Все трое бегло оглядели фойе. Марта заметила у стены чернокожую пару. Правда, оба были довольно светлые, а костюм мужчины позволял заподозрить в нем англичанина.
— По-моему, это просто отвратительно, — сказала Марта, — где бы ни распространялись такие новости, в Интернете или где-то еще. Таким людям должно быть стыдно.
— Ну, телевидение и газеты, по крайней мере, не называют имени, — сказала Мария Бантинг.
— Им и незачем называть. — Марта кивнула в сторону бурлящей толпы: — Ты посмотри. Все, включая нас, только об этом и говорят. Все, с кем общаются Инман и Эллен, уже знают. Невероятно. Кто-то даже не поленился позвонить подруге на сотовый — только ради того, чтобы сообщить новость.

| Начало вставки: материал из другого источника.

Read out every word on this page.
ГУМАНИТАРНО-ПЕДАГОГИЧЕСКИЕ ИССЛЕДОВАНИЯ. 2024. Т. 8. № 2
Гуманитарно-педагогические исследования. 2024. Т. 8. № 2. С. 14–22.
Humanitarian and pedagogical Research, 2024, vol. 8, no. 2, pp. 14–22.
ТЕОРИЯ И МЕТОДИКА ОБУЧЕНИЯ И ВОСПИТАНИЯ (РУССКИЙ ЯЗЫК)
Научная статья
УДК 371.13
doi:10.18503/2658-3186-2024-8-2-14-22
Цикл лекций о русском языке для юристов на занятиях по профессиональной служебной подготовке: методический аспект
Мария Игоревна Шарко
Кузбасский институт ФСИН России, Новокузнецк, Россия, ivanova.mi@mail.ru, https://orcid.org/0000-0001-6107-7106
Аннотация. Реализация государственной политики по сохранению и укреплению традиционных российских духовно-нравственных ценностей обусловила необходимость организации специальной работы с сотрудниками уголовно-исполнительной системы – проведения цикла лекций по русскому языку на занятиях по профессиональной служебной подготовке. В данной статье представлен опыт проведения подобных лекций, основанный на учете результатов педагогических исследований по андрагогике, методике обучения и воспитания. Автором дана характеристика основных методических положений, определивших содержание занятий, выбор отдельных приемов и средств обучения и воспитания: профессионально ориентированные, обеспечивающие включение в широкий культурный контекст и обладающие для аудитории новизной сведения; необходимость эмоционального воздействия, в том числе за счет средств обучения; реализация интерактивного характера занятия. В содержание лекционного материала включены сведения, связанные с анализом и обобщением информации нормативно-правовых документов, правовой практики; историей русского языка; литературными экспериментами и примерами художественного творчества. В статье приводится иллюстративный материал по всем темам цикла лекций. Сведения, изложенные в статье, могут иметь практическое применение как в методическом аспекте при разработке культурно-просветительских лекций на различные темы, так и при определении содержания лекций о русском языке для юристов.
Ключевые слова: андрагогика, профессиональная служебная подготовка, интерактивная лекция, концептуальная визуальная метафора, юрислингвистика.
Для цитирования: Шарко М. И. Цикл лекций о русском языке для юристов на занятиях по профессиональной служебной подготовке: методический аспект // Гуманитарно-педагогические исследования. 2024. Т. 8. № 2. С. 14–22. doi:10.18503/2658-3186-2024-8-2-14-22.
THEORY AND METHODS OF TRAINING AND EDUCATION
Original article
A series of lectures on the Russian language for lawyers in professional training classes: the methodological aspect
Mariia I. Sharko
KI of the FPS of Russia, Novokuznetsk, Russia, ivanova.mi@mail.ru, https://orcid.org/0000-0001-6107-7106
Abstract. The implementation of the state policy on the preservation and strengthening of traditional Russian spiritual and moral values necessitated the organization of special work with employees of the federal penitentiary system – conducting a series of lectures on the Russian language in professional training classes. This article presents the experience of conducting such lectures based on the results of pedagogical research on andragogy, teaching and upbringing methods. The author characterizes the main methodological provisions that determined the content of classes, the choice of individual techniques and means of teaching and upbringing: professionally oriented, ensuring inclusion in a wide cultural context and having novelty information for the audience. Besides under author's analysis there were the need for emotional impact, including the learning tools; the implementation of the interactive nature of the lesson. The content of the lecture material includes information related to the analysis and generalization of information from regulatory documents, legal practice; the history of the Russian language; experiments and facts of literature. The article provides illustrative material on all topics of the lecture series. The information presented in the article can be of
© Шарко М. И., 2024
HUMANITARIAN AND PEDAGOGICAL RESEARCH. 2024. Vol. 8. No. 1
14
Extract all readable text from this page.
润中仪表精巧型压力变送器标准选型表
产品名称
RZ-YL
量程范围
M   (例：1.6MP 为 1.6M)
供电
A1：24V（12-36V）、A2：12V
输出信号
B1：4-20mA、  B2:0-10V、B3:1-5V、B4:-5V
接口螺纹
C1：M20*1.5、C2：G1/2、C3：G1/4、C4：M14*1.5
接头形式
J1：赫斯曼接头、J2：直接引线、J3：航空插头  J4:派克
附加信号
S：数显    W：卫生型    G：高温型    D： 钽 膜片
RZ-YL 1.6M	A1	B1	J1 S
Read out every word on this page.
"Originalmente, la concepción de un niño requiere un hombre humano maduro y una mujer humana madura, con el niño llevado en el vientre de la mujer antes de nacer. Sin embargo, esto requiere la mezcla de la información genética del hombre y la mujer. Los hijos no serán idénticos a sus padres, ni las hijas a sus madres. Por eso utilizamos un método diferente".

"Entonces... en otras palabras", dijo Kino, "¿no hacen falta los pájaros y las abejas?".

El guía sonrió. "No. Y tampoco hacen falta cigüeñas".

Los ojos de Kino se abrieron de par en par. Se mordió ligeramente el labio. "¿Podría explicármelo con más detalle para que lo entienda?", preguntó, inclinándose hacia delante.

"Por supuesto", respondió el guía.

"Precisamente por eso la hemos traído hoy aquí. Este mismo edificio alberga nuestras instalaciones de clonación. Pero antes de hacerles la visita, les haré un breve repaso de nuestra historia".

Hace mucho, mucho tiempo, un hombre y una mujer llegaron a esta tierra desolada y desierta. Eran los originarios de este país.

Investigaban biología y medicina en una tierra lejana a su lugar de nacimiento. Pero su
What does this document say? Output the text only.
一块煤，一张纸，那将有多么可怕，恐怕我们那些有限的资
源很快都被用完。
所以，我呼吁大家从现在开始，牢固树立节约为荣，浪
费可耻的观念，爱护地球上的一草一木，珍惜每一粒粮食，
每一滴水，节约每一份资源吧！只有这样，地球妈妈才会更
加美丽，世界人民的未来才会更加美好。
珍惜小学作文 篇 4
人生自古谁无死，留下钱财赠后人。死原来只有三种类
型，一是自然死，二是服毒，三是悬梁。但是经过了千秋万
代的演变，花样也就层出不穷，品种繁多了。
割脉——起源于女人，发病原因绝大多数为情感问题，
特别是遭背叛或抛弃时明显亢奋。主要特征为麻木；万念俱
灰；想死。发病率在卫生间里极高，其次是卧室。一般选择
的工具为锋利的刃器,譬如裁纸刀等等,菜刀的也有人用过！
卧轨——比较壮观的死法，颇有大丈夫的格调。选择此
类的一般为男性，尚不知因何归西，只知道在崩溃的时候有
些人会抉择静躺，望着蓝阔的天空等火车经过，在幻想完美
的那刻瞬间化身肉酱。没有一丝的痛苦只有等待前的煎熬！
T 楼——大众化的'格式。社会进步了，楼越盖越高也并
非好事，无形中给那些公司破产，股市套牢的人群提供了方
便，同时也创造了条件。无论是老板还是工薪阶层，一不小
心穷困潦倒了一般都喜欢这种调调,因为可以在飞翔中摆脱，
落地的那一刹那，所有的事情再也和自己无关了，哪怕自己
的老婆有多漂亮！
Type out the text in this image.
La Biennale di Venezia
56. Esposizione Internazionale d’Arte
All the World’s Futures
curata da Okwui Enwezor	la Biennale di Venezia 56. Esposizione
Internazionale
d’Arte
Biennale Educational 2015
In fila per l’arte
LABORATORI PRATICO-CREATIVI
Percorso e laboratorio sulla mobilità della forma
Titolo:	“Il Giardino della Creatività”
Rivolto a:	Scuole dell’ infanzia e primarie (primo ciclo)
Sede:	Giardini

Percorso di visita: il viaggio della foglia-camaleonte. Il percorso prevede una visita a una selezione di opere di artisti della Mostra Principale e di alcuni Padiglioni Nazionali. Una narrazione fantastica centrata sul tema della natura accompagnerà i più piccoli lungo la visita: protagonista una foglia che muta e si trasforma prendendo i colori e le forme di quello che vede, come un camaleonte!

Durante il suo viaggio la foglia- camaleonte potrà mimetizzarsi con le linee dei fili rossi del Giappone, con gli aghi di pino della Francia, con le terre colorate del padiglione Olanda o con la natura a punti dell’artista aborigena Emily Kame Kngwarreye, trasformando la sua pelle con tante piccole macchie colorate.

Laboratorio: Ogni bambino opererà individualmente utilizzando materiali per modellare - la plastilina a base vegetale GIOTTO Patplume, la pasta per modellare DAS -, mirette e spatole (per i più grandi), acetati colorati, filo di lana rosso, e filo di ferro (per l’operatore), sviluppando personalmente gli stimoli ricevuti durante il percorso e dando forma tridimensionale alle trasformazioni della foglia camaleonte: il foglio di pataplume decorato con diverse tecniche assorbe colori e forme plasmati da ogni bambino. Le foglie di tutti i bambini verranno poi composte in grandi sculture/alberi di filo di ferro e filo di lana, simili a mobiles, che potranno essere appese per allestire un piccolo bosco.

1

Пипкас и Мария Бантинг кивнули. Пипкасу в глубине души было совершенно все равно. Но в глазах у Марии светился живейший интерес.
К тому времени, как огни в фойе несколько раз притушили и снова зажгли, намекая публике, что пора отправляться по местам, еще три гранд-дамы — Летти Уизерс, Ленор Нокс и Бетти Моррисси — подошли к Марте поздороваться, поохать и понегодовать насчет ужасной новости об Армхольстерах. Сама Марта была твердо уверена — высшее общество перестало смотреть сквозь нее отнюдь не из-за скандала с Армхольстерами, а из-за того, что рядом появился этот приятный моложавый мужчина с соломенной шевелюрой, мистер Рэй Пипкас. Наконец-то она перестала быть пустым местом!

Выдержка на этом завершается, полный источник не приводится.